The Massachusetts Joint Committee on Higher Education recently held a public hearing to hear testimony on over twenty-five bills. Two of those bills were S.703 and H.2994, legislation championed by MIE and The College Board and sponsored by Senator Michael Moore, Senate Chair of the Joint Committee on Higher Education, and Representative Paul Brodeur.
S.703/H.2994 will enact into law a much needed policy requiring all public MA two- and four-year colleges to reward incoming students college credit for all qualifying scores of 3 or higher on AP exams—what we like to call credit for excellence. The bills also provide much greater transparency on the part of public colleges and universities regarding their AP credit policies by mandating that AP credit policies be accessible on college websites.
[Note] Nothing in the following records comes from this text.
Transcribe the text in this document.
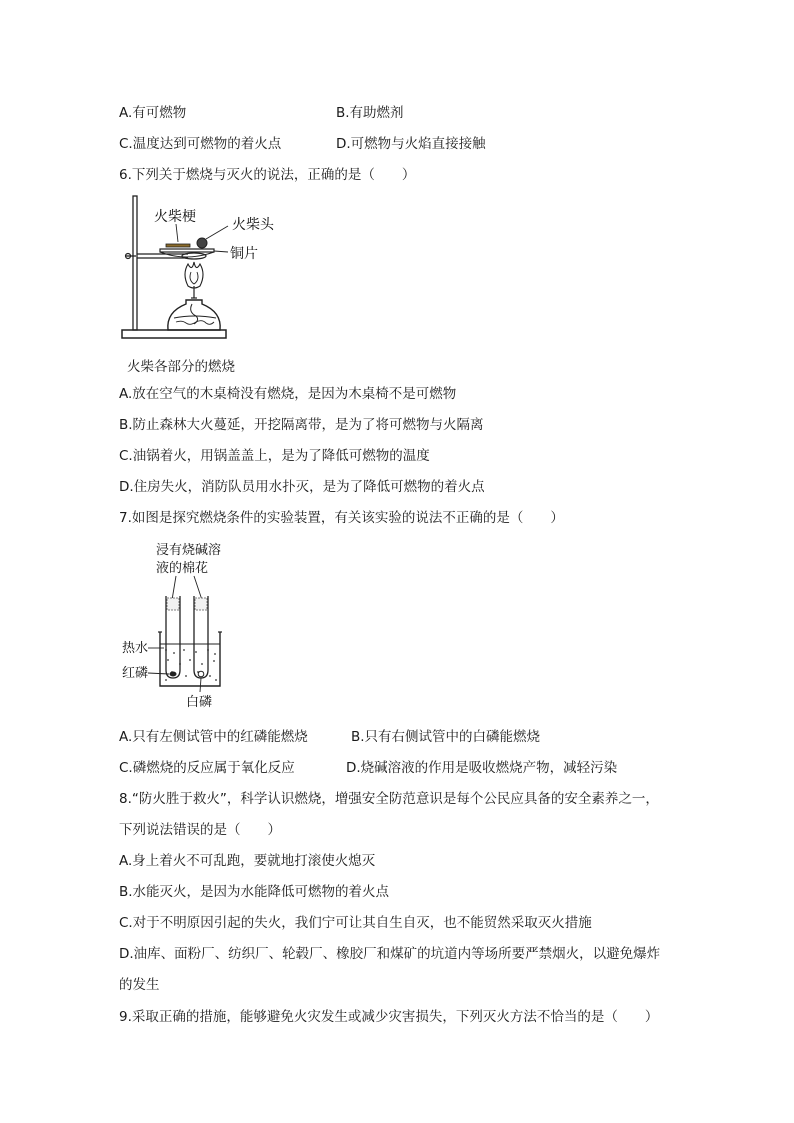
A.有可燃物	B.有助燃剂
C.温度达到可燃物的着火点	D.可燃物与火焰直接接触
6.下列关于燃烧与灭火的说法，正确的是（　　）
火柴梗	火柴头
铜片
火柴各部分的燃烧
A.放在空气的木桌椅没有燃烧，是因为木桌椅不是可燃物
B.防止森林大火蔓延，开挖隔离带，是为了将可燃物与火隔离
C.油锅着火，用锅盖盖上，是为了降低可燃物的温度
D.住房失火，消防队员用水扑灭，是为了降低可燃物的着火点
7.如图是探究燃烧条件的实验装置，有关该实验的说法不正确的是（　　）
浸有烧碱溶
液的棉花
热水
红磷
白磷
A.只有左侧试管中的红磷能燃烧	B.只有右侧试管中的白磷能燃烧
C.磷燃烧的反应属于氧化反应	D.烧碱溶液的作用是吸收燃烧产物，减轻污染
8.“防火胜于救火”，科学认识燃烧，增强安全防范意识是每个公民应具备的安全素养之一，
下列说法错误的是（　　）
A.身上着火不可乱跑，要就地打滚使火熄灭
B.水能灭火，是因为水能降低可燃物的着火点
C.对于不明原因引起的失火，我们宁可让其自生自灭，也不能贸然采取灭火措施
D.油库、面粉厂、纺织厂、轮毂厂、橡胶厂和煤矿的坑道内等场所要严禁烟火，以避免爆炸
的发生
9.采取正确的措施，能够避免火灾发生或减少灾害损失，下列灭火方法不恰当的是（　　）
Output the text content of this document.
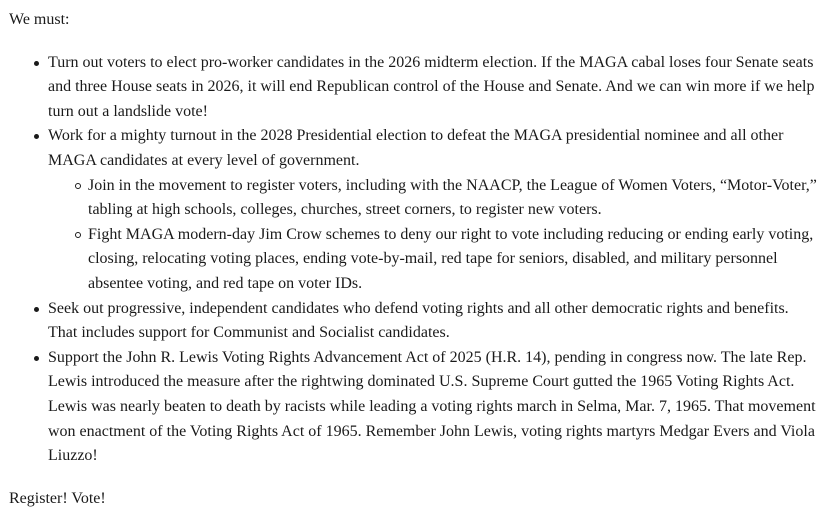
We must:

Turn out voters to elect pro-worker candidates in the 2026 midterm election. If the MAGA cabal loses four Senate seats and three House seats in 2026, it will end Republican control of the House and Senate. And we can win more if we help turn out a landslide vote!
Work for a mighty turnout in the 2028 Presidential election to defeat the MAGA presidential nominee and all other MAGA candidates at every level of government.
Join in the movement to register voters, including with the NAACP, the League of Women Voters, “Motor-Voter,” tabling at high schools, colleges, churches, street corners, to register new voters.
Fight MAGA modern-day Jim Crow schemes to deny our right to vote including reducing or ending early voting, closing, relocating voting places, ending vote-by-mail, red tape for seniors, disabled, and military personnel absentee voting, and red tape on voter IDs.
Seek out progressive, independent candidates who defend voting rights and all other democratic rights and benefits. That includes support for Communist and Socialist candidates.
Support the John R. Lewis Voting Rights Advancement Act of 2025 (H.R. 14), pending in congress now. The late Rep. Lewis introduced the measure after the rightwing dominated U.S. Supreme Court gutted the 1965 Voting Rights Act. Lewis was nearly beaten to death by racists while leading a voting rights march in Selma, Mar. 7, 1965. That movement won enactment of the Voting Rights Act of 1965. Remember John Lewis, voting rights martyrs Medgar Evers and Viola Liuzzo!

Register! Vote!
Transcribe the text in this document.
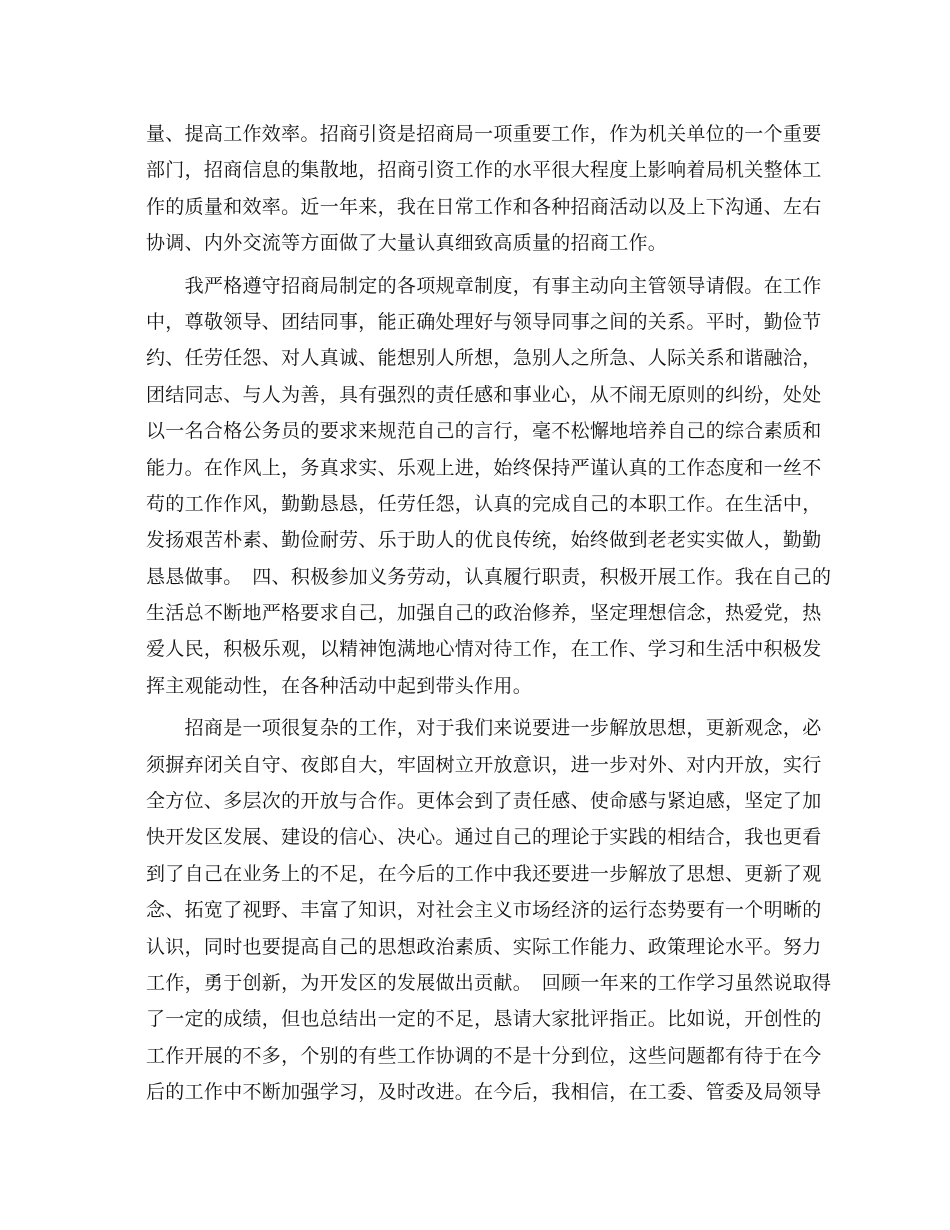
量、提高工作效率。招商引资是招商局一项重要工作，作为机关单位的一个重要
部门，招商信息的集散地，招商引资工作的水平很大程度上影响着局机关整体工
作的质量和效率。近一年来，我在日常工作和各种招商活动以及上下沟通、左右
协调、内外交流等方面做了大量认真细致高质量的招商工作。
　　我严格遵守招商局制定的各项规章制度，有事主动向主管领导请假。在工作
中，尊敬领导、团结同事，能正确处理好与领导同事之间的关系。平时，勤俭节
约、任劳任怨、对人真诚、能想别人所想，急别人之所急、人际关系和谐融洽，
团结同志、与人为善，具有强烈的责任感和事业心，从不闹无原则的纠纷，处处
以一名合格公务员的要求来规范自己的言行，毫不松懈地培养自己的综合素质和
能力。在作风上，务真求实、乐观上进，始终保持严谨认真的工作态度和一丝不
苟的工作作风，勤勤恳恳，任劳任怨，认真的完成自己的本职工作。在生活中，
发扬艰苦朴素、勤俭耐劳、乐于助人的优良传统，始终做到老老实实做人，勤勤
恳恳做事。　四、积极参加义务劳动，认真履行职责，积极开展工作。我在自己的
生活总不断地严格要求自己，加强自己的政治修养，坚定理想信念，热爱党，热
爱人民，积极乐观，以精神饱满地心情对待工作，在工作、学习和生活中积极发
挥主观能动性，在各种活动中起到带头作用。
　　招商是一项很复杂的工作，对于我们来说要进一步解放思想，更新观念，必
须摒弃闭关自守、夜郎自大，牢固树立开放意识，进一步对外、对内开放，实行
全方位、多层次的开放与合作。更体会到了责任感、使命感与紧迫感，坚定了加
快开发区发展、建设的信心、决心。通过自己的理论于实践的相结合，我也更看
到了自己在业务上的不足，在今后的工作中我还要进一步解放了思想、更新了观
念、拓宽了视野、丰富了知识，对社会主义市场经济的运行态势要有一个明晰的
认识，同时也要提高自己的思想政治素质、实际工作能力、政策理论水平。努力
工作，勇于创新，为开发区的发展做出贡献。　回顾一年来的工作学习虽然说取得
了一定的成绩，但也总结出一定的不足，恳请大家批评指正。比如说，开创性的
工作开展的不多，个别的有些工作协调的不是十分到位，这些问题都有待于在今
后的工作中不断加强学习，及时改进。在今后，我相信，在工委、管委及局领导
This legislation is well overdue. We believe that students deserve credit for the hard work they put in to achieve qualifying scores of 3 on rigorous AP exams. If Massachusetts were to pass AP credit legislation, we would become the first state in New England to do so and would join 23 other states already having system-wide AP credit policies.
Senator Moore, as chair of the Joint Committee, was front and center at the hearing and Representative Brodeur testified in favor of the bills. Also in attendance were our College Board colleagues Suzanne McGurk, Leighann Lenti, and Jason Langdon.
When the time came for testimony on S.703/H.2994, Jason Langdon, executive director of the College Board, sat before the Joint Committee to testify along with MIE’s director of external affairs, John Schneider, who read a statement from MIE president and CEO, Dr. Susan F. Lusi. The testimony from Dr. Lusi read, in part,
Achieving a qualifying score should provide students with a head start on college by rewarding them with college credit for AP excellence and saving them tuition dollars for work well done in high school. Research shows that earning an AP exam score of three or higher results in college success. But our public higher education system is inconsistent in how AP credits are rewarded across the campuses. Policies differ from campus to campus both within and across each sector of the system. A score of three may be acceptable at one institution but not at another, even for the same course.
MIE will continue to actively support a systemwide AP credit policy so that more students see the advantages of doing well on AP exams and receive college credit for hard work completed in high school.